We have a requirement to mask addressees using FDM. However, the masking should choose data from the seed list based on Country code, so that Canadian addresses are masked with Canadian addresses from the seed list, US addresses are masked with US seed data, etc. One of the main problems we face is when we try masking a row where the Country Code is missing, or doesn't match with the Country Codes in the seed list. When this happens, the masking job skips over those rows, and they are not masked.
We would like to know how we should be configuring the HASHLOV1 masking function for this scenario, and how to set a default value.
Release : 4.10
Assuming you have data to mask that can be grouped into buckets, and you want to mask the data within the limits of the bucket, let's take an example:
Suppose you have a table that contains at least 2 columns. The first column contains cities in the US like Los Angeles and Chicago, and the second column contains States like California and Texas.
You want to mask cities in the US and you have a seed list of cities within the US to mask your data. You want to mask cities in each state with cities within that state. It means you do not want to mask a city in California with a city in Nevada.
You also need a seed list that stores states with their cities to use for masking.
From the FDM UI you should select a Data Category that contains states with their cities.
A hash value is generated based on the city name to allow FDM to pick up the new city from the seed list.
Restrict Values Column: represent the column that is used to match against the Seed Column Bucket ID from the seed list. It would be the column where state names are stored.
When we mask a city in a state, we generate the hash value that represents the city. We then use the restrict values column to get the bucket list of cities to that particular state from the seed list. Using the hash value on the specific bucket in the seed list, we retrieve the city that is used for masking.
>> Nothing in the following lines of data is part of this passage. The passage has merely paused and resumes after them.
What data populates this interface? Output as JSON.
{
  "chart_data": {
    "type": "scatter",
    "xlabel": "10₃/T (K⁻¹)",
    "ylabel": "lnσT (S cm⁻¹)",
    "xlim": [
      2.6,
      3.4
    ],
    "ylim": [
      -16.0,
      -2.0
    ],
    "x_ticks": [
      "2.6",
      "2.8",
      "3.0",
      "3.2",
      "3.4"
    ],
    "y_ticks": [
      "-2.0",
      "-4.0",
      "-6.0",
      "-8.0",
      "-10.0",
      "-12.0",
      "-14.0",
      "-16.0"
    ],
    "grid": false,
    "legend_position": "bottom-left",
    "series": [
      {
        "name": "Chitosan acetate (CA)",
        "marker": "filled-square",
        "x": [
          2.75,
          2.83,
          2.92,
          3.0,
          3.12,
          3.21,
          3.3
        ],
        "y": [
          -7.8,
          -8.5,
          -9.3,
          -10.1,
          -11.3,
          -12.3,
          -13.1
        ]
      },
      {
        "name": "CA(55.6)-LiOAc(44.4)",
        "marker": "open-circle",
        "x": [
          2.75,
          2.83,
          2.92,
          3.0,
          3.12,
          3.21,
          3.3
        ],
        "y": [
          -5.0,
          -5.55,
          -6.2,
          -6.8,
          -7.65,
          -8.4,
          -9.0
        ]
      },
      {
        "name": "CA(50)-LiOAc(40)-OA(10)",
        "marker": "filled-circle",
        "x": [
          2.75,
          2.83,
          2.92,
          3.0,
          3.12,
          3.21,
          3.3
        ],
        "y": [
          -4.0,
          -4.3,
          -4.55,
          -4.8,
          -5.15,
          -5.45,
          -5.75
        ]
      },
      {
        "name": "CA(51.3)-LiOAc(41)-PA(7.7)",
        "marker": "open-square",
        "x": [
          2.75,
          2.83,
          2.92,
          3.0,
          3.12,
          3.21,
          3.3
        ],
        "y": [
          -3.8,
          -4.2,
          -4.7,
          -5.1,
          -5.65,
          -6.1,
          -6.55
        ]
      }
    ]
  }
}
In case the seed list does not have an entry for the Seed Column Bucket that matches the Restrict Values Column, the seed list could contain an extra entry where the Seed Column Bucket can have a new value DEFAULT and the Seed Column can have the default value to use for masking like Timbuktu.
Note: When configuring your seed list to contain a DEFAULT string, the DEFAULT string must be placed in the same column used as your Seed Bucket Column. Otherwise, when the masking job runs, FDM will not find the default value, and the rows where a match cannot be made will not be masked.